Thursday, June 20, 2024

Up to Potter Hill and the Mystery Bridge

I put in on the Pawcatuck using a rough access near the Gingerella Sports Complex. The plan is to paddle 4 miles upstream to the Potter Hill Dam, checking off another section of Pawcatuck. 

Below this put-in is a section of whitewater where an old mill dam was removed. It can be paddled downstream, but I have no idea if it is reasonably passable going upstream. I leave that for a later date. Even here, the current is fairly quick. I put in and hug the shore as I head upstream. It's not as bad as it looks.

The usual method of ascending - heading for shallow slower water on the insides of the bends doesn't work on this river. Clearly, the bottom geology has a different idea. The river bottom is a series of gravel bars and rocky shelves and it takes a little reading of the water to find the easy path. The half mile takes about a half hour and requires a bit of wading and a few boulder hops to get past some fast water. But, after that the space between fast sections gets longer and easier and about a mile up it becomes pretty easy paddling with a minimal current. Great Blue Herons appear on a regular schedule - to me, they always seem to be territorial in feeding keeping a quarter mile or so to themselves. There is also an occasional Osprey and several Kingfishers.


This section of the river is forest with no significant attached marshland. There is some farmland on the north shore, but except for one pasture, it is atop a fifty foot high forested hillside - not only unseen, but also buffered from the river. The other side (river-left) is all forest and only once does a road come near. All in all, it's has a wild feel. The only people I see are two fishermen near the bridge at Boombridge Road.

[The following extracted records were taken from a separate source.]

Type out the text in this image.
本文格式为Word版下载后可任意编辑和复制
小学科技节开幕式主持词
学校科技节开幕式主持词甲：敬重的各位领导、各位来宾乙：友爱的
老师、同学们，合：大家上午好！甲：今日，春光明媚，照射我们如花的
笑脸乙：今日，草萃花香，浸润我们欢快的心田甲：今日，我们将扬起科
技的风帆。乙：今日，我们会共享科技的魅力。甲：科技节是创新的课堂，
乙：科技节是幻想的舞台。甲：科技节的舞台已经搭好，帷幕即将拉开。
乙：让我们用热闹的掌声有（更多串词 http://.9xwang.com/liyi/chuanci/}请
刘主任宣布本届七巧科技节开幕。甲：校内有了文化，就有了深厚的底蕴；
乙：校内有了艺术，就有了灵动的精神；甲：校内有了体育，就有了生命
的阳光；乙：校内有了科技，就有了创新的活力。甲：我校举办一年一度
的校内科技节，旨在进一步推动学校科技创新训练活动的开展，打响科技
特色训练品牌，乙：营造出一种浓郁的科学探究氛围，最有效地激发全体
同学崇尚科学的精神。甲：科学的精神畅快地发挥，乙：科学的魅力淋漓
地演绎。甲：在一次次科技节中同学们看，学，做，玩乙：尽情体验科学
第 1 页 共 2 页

The Post Office Lane Bridge

Potter Hill comes a bit quicker than I expected. I recognize Post Office Lane, a bit of state owned access land. I did not know that there was a bridge at Post Office Lane. It is a curious structure. The foundations are stone and I would not be surprised if there had been a covered bridge here at one time. But, now there is a concrete deck on steel I-beams with wood cross bars underneath and a concrete central pillar. It looks like about four generations of various bridge building techniques cobbled together without any plan other than "make it work". It is a narrow one lane width with nothing other than a three inch high curb to keep you from falling fifteen feet into the river.  I do some map research when I get home, and the bridge does not show on the 1889 or 1921 topographic maps. The first time it shows on a map is 1953 USGS topo, and every bit of this bridge predates that, for sure. The 2001 map shows a pond on river-right with the road passing through...the pond is not there anymore, and satellite photos from the time don't show it either. And, it is an interstate bridge, connecting Rhode Island and Connecticut. At least the name, Post Office Lane, has a reason as there was a post office here at one time.

The Potter Hill Dam

I paddle up past the bridge riddle. I find an old riverside trash burn and recover three bottles that I might get a date from. Next, I turn the bend and start seeing the remains of the Potter Hill Mill. 

The first mill on this site was built in the 1760's. In the early 1800's it was converted from a grist mill to textiles and operated until 1958.

The return is a very pleasant paddle with the quick water at the end being easy to navigate in the downstream direction.